“It’s a school. I’ll educate her, at least,” he says, leaning back. “She belongs to you. I don’t care what you do with her. You know what’s expected of you. You’re first born.”
“It’s not the fucking middle ages. Give her to Salvatore. Or hell, don’t give her to anyone!”
“No,” Franco says a little more quietly, and I swear I can almost see the tight line of his mouth.
“Salvatore already signed the contract.”
“I don’t care who signed the goddamned contract."
“For the last time,” Sergio starts, pauses. I know this tone of his voice. It’s the one that says this is the end of the discussion. “I wash my hands of this. Of this contract. Of these particular consequences. Of Lucia DeMarco. This is finished.”
Lucia DeMarco. She belongs to Sergio—according to Franco Benedetti. The jealousy I feel shames me. Lucia is a victim, she doesn’t want anything to do with any of the Benedetti brothers, I am sure. She’s a pawn. Like I am to Sergio’s enemies.
So she and I, maybe we’re more alike than I think.
Someone slams a fist on what I assume is a desk and I jump. I know it’s Franco when I hear what he says.

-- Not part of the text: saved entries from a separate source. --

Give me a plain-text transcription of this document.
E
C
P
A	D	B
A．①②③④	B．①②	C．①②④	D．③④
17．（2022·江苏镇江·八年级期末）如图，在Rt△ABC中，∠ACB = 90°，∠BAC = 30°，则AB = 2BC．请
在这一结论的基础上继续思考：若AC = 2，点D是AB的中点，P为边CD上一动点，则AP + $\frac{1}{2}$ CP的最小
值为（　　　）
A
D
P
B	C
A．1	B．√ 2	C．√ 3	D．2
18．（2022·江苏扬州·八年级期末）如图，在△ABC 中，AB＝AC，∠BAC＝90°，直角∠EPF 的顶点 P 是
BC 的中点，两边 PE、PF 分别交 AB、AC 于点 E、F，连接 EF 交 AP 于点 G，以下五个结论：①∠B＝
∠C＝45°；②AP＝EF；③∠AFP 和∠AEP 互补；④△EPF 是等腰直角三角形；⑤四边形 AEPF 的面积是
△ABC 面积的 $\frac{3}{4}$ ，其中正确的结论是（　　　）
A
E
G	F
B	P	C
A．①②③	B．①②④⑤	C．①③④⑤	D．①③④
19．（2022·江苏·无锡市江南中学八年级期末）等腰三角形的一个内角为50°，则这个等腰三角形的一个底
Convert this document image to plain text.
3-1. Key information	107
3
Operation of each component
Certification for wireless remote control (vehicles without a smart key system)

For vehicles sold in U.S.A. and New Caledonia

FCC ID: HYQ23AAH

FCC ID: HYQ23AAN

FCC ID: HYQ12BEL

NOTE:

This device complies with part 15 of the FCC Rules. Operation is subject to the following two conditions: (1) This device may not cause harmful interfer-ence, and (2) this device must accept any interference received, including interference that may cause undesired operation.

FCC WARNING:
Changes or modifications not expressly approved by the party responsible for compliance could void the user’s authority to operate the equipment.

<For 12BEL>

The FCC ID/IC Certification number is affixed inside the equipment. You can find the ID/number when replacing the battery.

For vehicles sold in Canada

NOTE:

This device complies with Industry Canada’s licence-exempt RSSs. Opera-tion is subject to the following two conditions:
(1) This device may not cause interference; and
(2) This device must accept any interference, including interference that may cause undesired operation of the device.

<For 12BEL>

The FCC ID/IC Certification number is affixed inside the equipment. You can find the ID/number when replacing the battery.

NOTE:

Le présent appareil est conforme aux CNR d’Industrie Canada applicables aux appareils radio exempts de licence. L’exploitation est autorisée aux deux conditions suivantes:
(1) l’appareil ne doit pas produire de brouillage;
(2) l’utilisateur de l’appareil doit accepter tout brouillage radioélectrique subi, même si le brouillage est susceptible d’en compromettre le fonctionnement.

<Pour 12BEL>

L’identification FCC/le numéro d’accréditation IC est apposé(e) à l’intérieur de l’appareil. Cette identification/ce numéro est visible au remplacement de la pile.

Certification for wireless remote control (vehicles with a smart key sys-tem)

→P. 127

“And for the last time,” Franco begins, his words and tone similar to Sergio’s and I imagine the two nose to nose, two powerful men doing battle. “Lucia DeMarco belongs to you. You’ll be the one to collect her when the time comes. It doesn’t matter who signed what and I don’t give a fuck if you have that whore lick your floors clean day in and day fucking out. You do what you need to do with Natalie, but this is my final word. Am I fucking clear?” Franco demands.

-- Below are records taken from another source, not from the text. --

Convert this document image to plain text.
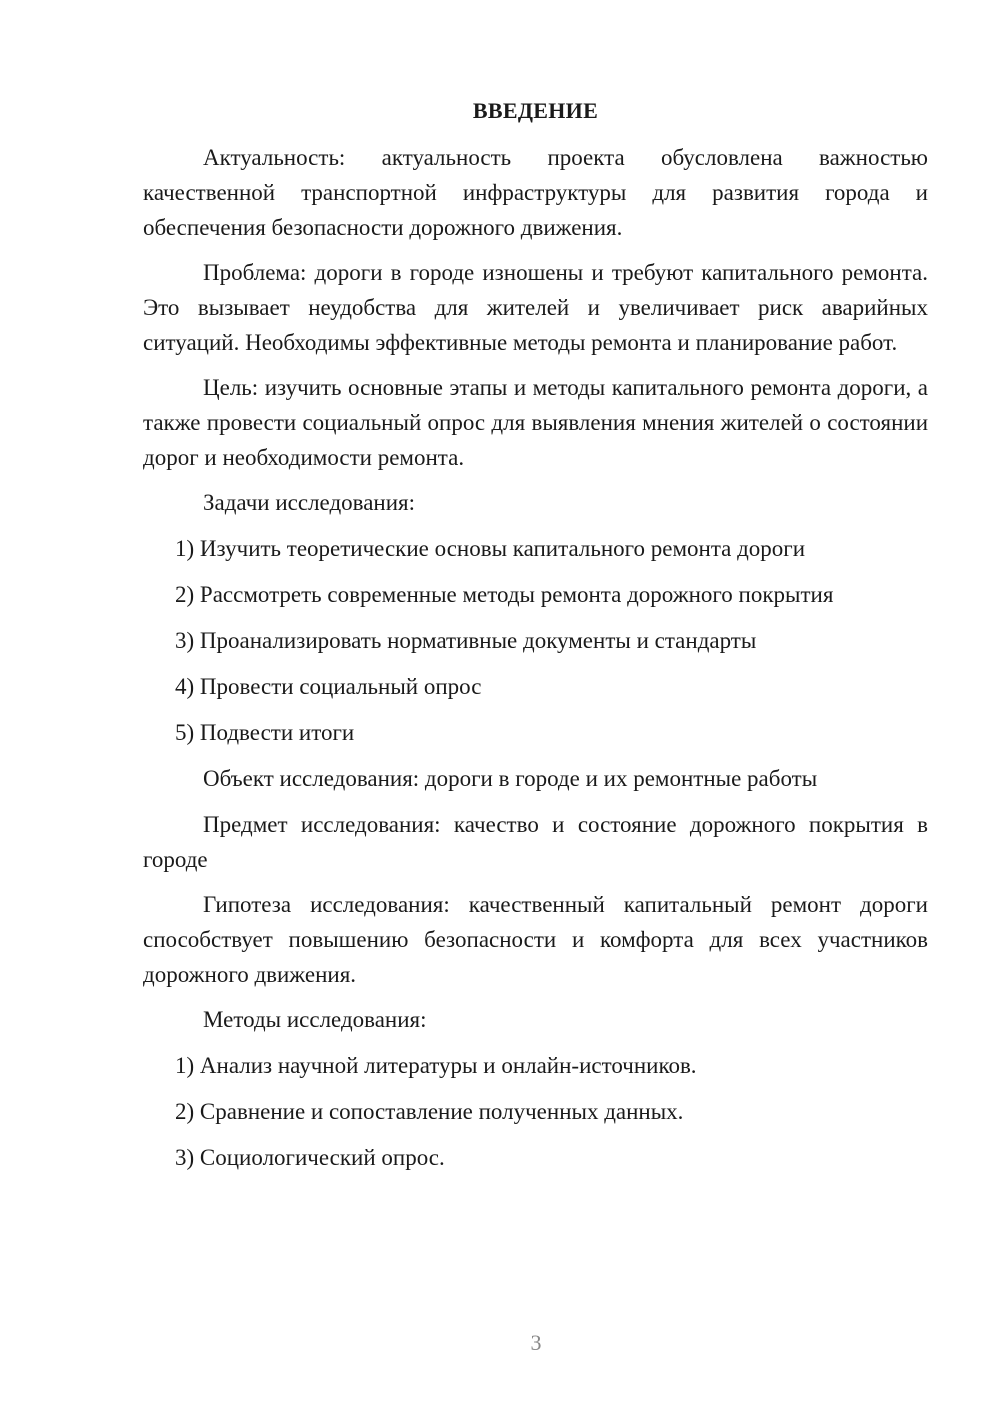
ВВЕДЕНИЕ

Актуальность: актуальность проекта обусловлена важностью качественной транспортной инфраструктуры для развития города и обеспечения безопасности дорожного движения.

Проблема: дороги в городе изношены и требуют капитального ремонта. Это вызывает неудобства для жителей и увеличивает риск аварийных ситуаций. Необходимы эффективные методы ремонта и планирование работ.

Цель: изучить основные этапы и методы капитального ремонта дороги, а также провести социальный опрос для выявления мнения жителей о состоянии дорог и необходимости ремонта.

Задачи исследования:

1) Изучить теоретические основы капитального ремонта дороги
2) Рассмотреть современные методы ремонта дорожного покрытия
3) Проанализировать нормативные документы и стандарты
4) Провести социальный опрос
5) Подвести итоги

Объект исследования: дороги в городе и их ремонтные работы

Предмет исследования: качество и состояние дорожного покрытия в городе

Гипотеза исследования: качественный капитальный ремонт дороги способствует повышению безопасности и комфорта для всех участников дорожного движения.

Методы исследования:

1) Анализ научной литературы и онлайн-источников.
2) Сравнение и сопоставление полученных данных.
3) Социологический опрос.
3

I close my hand over my belly. I’m trying to process, to understand what the hell is going on. I mean, I do understand. But it’s too impossible.
I step backward, stumble over something that wasn’t there a moment ago. I spin as I begin to fall, see him standing there as tall as Sergio. As big as him. As menacing as Sergio can sometimes look.
Salvatore Benedetti.
He’s right behind me.
It was his foot I tripped over.
He catches me, keeps his hands wrapped around my arms even once I’m steady on my feet. My mouth falls open and I can’t look away.

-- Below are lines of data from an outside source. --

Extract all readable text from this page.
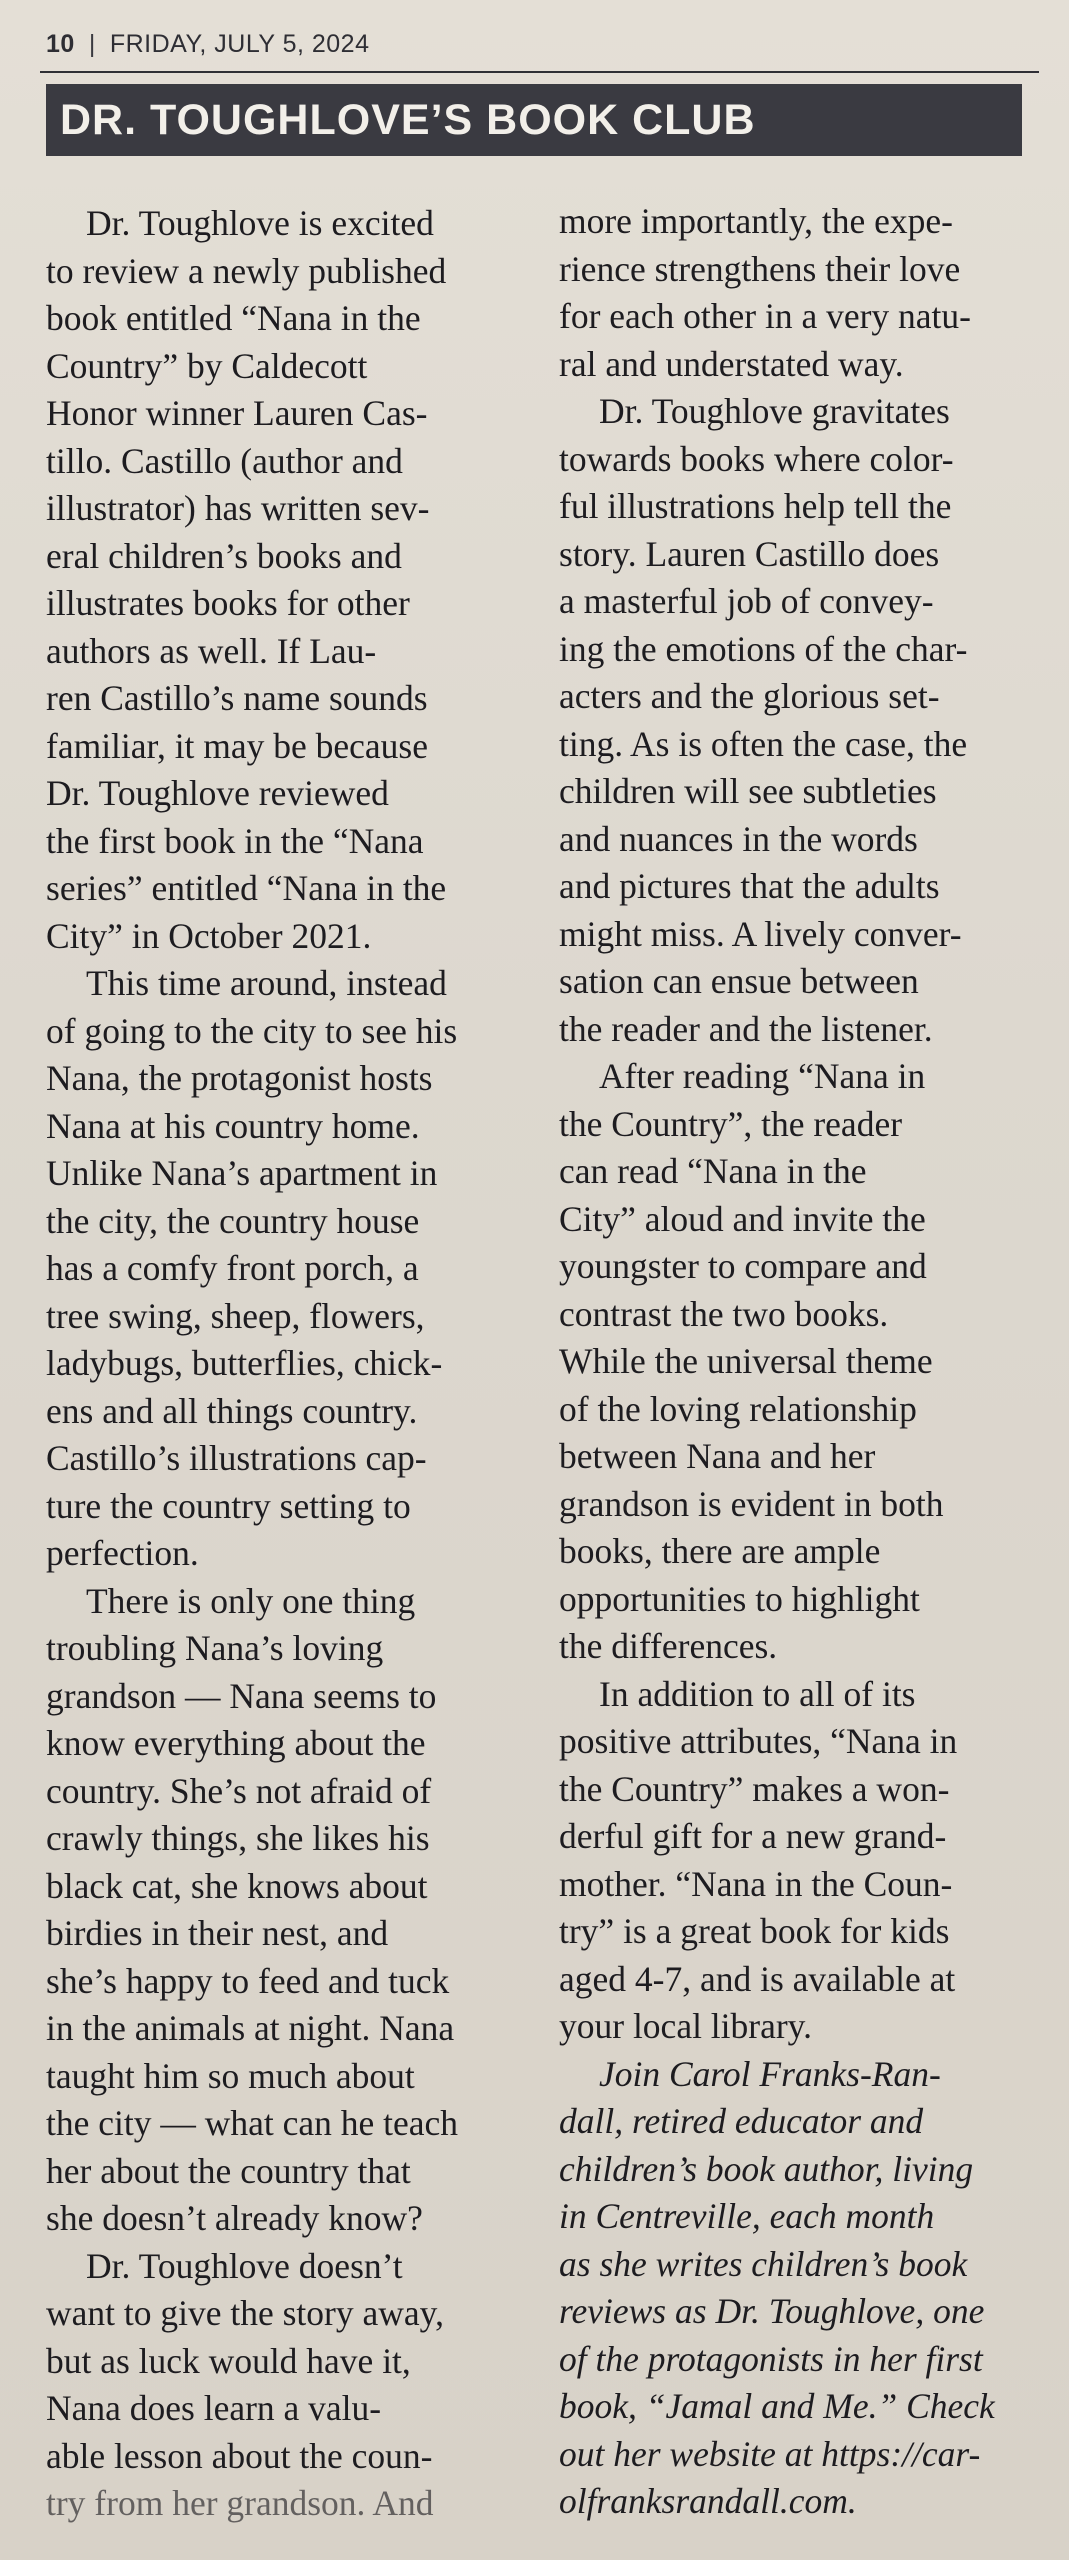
10 | FRIDAY, JULY 5, 2024
DR. TOUGHLOVE’S BOOK CLUB
Dr. Toughlove is excited
to review a newly published
book entitled “Nana in the
Country” by Caldecott
Honor winner Lauren Cas-
tillo. Castillo (author and
illustrator) has written sev-
eral children’s books and
illustrates books for other
authors as well. If Lau-
ren Castillo’s name sounds
familiar, it may be because
Dr. Toughlove reviewed
the first book in the “Nana
series” entitled “Nana in the
City” in October 2021.
This time around, instead
of going to the city to see his
Nana, the protagonist hosts
Nana at his country home.
Unlike Nana’s apartment in
the city, the country house
has a comfy front porch, a
tree swing, sheep, flowers,
ladybugs, butterflies, chick-
ens and all things country.
Castillo’s illustrations cap-
ture the country setting to
perfection.
There is only one thing
troubling Nana’s loving
grandson — Nana seems to
know everything about the
country. She’s not afraid of
crawly things, she likes his
black cat, she knows about
birdies in their nest, and
she’s happy to feed and tuck
in the animals at night. Nana
taught him so much about
the city — what can he teach
her about the country that
she doesn’t already know?
Dr. Toughlove doesn’t
want to give the story away,
but as luck would have it,
Nana does learn a valu-
able lesson about the coun-
try from her grandson. And
more importantly, the expe-
rience strengthens their love
for each other in a very natu-
ral and understated way.
Dr. Toughlove gravitates
towards books where color-
ful illustrations help tell the
story. Lauren Castillo does
a masterful job of convey-
ing the emotions of the char-
acters and the glorious set-
ting. As is often the case, the
children will see subtleties
and nuances in the words
and pictures that the adults
might miss. A lively conver-
sation can ensue between
the reader and the listener.
After reading “Nana in
the Country”, the reader
can read “Nana in the
City” aloud and invite the
youngster to compare and
contrast the two books.
While the universal theme
of the loving relationship
between Nana and her
grandson is evident in both
books, there are ample
opportunities to highlight
the differences.
In addition to all of its
positive attributes, “Nana in
the Country” makes a won-
derful gift for a new grand-
mother. “Nana in the Coun-
try” is a great book for kids
aged 4-7, and is available at
your local library.
Join Carol Franks-Ran-
dall, retired educator and
children’s book author, living
in Centreville, each month
as she writes children’s book
reviews as Dr. Toughlove, one
of the protagonists in her first
book, “Jamal and Me.” Check
out her website at https://car-
olfranksrandall.com.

He knows what I heard because he heard it too.
“Natalie,” he starts, then stops and all I can do is stand there, mute and caught. “You shouldn’t listen at closed doors. Especially with this family.”
“I wasn’t…I,” I’m stuttering. "I didn’t mean to.” I realize how big he is, how that kindness I’d perceived earlier is gone. Did I imagine it? Because something else has taken its place. Something harder. Something darker.
He studies me. His eyes are different than Sergio’s. Where Sergio’s are midnight, Salvatore’s are a cobalt blue. It’s a striking contrast to his olive skin and dark hair, and I feel like, just as his brother can, he, too, can see right through me.
“Don’t tell him,” I whisper. “Please.”
He doesn’t react, not for a long time, but then he nods once. “Go back to Sergio’s room and wait for him there.”
“I really wasn’t—”
“Natalie.” He squeezes my arms, dips his head low, eyes bore into mine from behind thick lashes. “You shouldn’t be here. You need to go. Now.”
I blink, but as much as I want to run right away from here, I’m unable to move. I’m on the verge of tears, and I don’t want to cry in front of him. But I don’t move. I can’t. Not until the study door opens behind me. Not until Salvatore has looked away, freeing me from the trap of his gaze. And the instant he releases me, I slip away, as fast as I can, back the way I came, my heels clicking as I go, as I miraculously don’t trip and fall, and stumble back into Sergio’s bedroom, like I was told.
Because I don’t want to see Sergio. I don’t want to see his father. I don’t want them to know I’ve heard. To know I know. Because if I had any doubt, any delusions about anything related to the Benedetti mafia family, Franco Benedetti’s brutal words obliterated them.
They showed me exactly the life I’ll be walking into by being with Sergio.
19
SERGIO
“Ithink I should go home,” Natalie says to me when I get up to my room. She’s dressed and throwing things into her bag.